Tipping's statements don't represent the first time a former Google employee's had harsh words for the company because of Google+. James Whittaker left Microsoft in 2009 to join Google as the company's test director. Earlier this year, Whittaker rejoined Microsoft with strong statements against Google's social media endeavor. Whittaker said Google felt threatened of Facebook, fearing the site could take a bite out of Google's advertising revenues.
It's no secret that Google and Facebook are quickly becoming sworn enemies. Google's long been the darling of the Internet, and it's clearly unwilling to cede its throne of Internet supremacy to Facebook. Google may have started out as a search company, but it's quickly expanded its offerings to other Internet services; Facebook, too, will likely take a similar path in time. So it makes sense that the company would want to fend itself against Facebook's expansion, but if Google wants to encroach on Facebook's turf, it needs to do so in a smarter manner.
The point is this: Social networking sites are defined by how people use them. Google's not interested in creating a social network for the purpose of being a social network, it's creating a social network in an attempt to stop advertising dollars from going to Facebook and Twitter, as Whittaker directly stated and Tipping implied.
Twitter's perceived as a great social network because users feel like they're interacting with global news. You're not just sending tweets out into the ether, you're sending them to the world to read and interact with. Users can also use the site's tagging feature to start trends that could potentially catch on nationally or globally. Facebook's perceived as a great social network because users can easily find and interact with long-lost friends, community members and best buddies. The site offers a host of features that allow personal interactions.
So what does Google+ do that will make users think it's great? Well, nothing. There's not a killer feature, nor is there a reason to use it instead of Twitter or Facebook. Instead, Google apparently hopes to redefine social media by doing the exact same things Facebook and Twitter do. It doesn't differentiate its experience; instead, it attempts to mash the features of Facebook and Twitter together haphazardly.

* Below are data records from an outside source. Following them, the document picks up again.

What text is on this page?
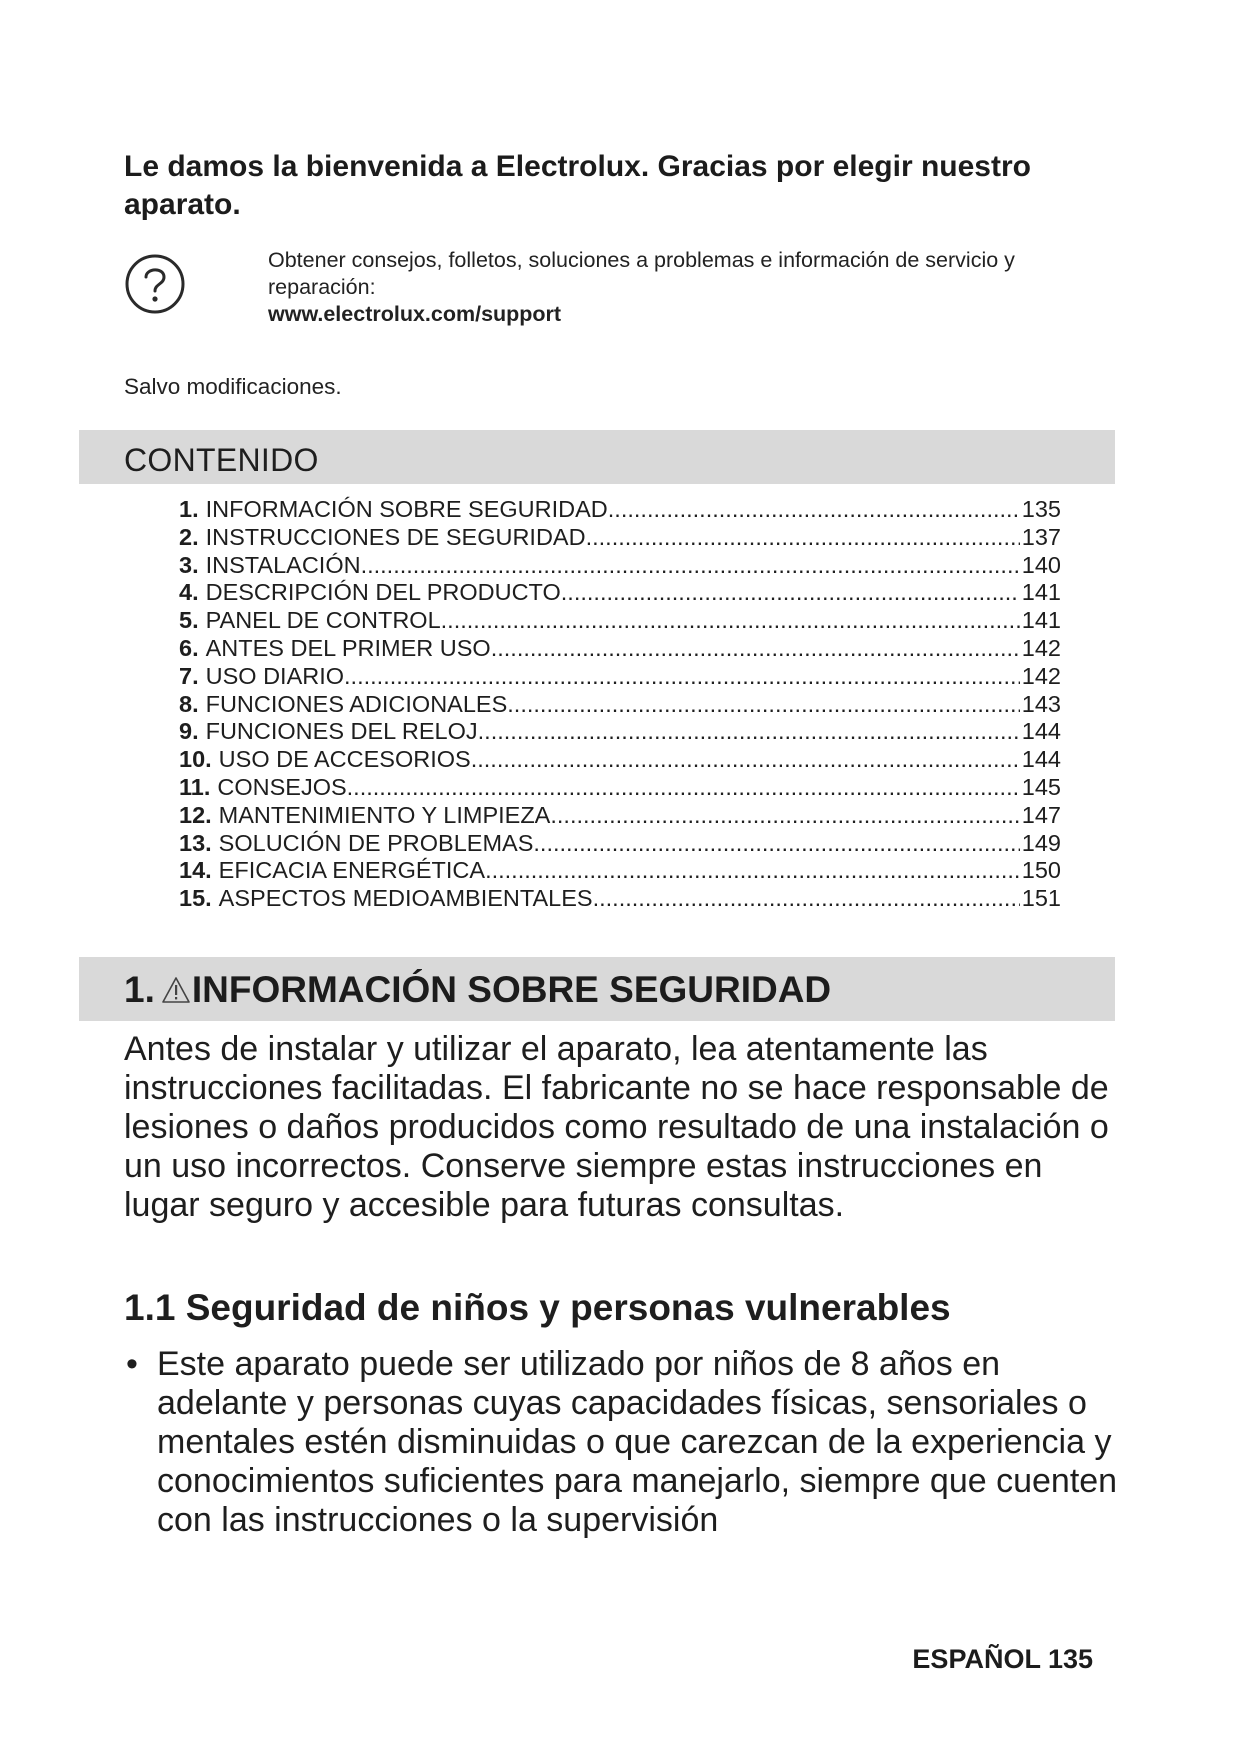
Le damos la bienvenida a Electrolux. Gracias por elegir nuestro aparato.
Obtener consejos, folletos, soluciones a problemas e información de servicio y reparación:
www.electrolux.com/support
Salvo modificaciones.
CONTENIDO
1. INFORMACIÓN SOBRE SEGURIDAD .....	135
2. INSTRUCCIONES DE SEGURIDAD .....	137
3. INSTALACIÓN .....	140
4. DESCRIPCIÓN DEL PRODUCTO .....	141
5. PANEL DE CONTROL .....	141
6. ANTES DEL PRIMER USO .....	142
7. USO DIARIO .....	142
8. FUNCIONES ADICIONALES .....	143
9. FUNCIONES DEL RELOJ .....	144
10. USO DE ACCESORIOS .....	144
11. CONSEJOS .....	145
12. MANTENIMIENTO Y LIMPIEZA .....	147
13. SOLUCIÓN DE PROBLEMAS .....	149
14. EFICACIA ENERGÉTICA .....	150
15. ASPECTOS MEDIOAMBIENTALES .....	151
1. INFORMACIÓN SOBRE SEGURIDAD
Antes de instalar y utilizar el aparato, lea atentamente las instrucciones facilitadas. El fabricante no se hace responsable de lesiones o daños producidos como resultado de una instalación o un uso incorrectos. Conserve siempre estas instrucciones en lugar seguro y accesible para futuras consultas.
1.1 Seguridad de niños y personas vulnerables
• Este aparato puede ser utilizado por niños de 8 años en adelante y personas cuyas capacidades físicas, sensoriales o mentales estén disminuidas o que carezcan de la experiencia y conocimientos suficientes para manejarlo, siempre que cuenten con las instrucciones o la supervisión
ESPAÑOL 135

The one standout feature of Google+, Hangouts, is largely irrelevant because Google doesn't know what it wants its social network to be. Is it a public forum, akin to Twitter, or is it for connecting with friends, like Facebook? That's hard to say, because Google hasn't provided a vision for the site. Mark Zuckerberg has been adamant in his vision for Facebook and what the company hopes to accomplish, even if it meant ruffling the feathers of Wall Street elite. Twitter, too, has provided a vision of global interaction where users express what's happening around the world.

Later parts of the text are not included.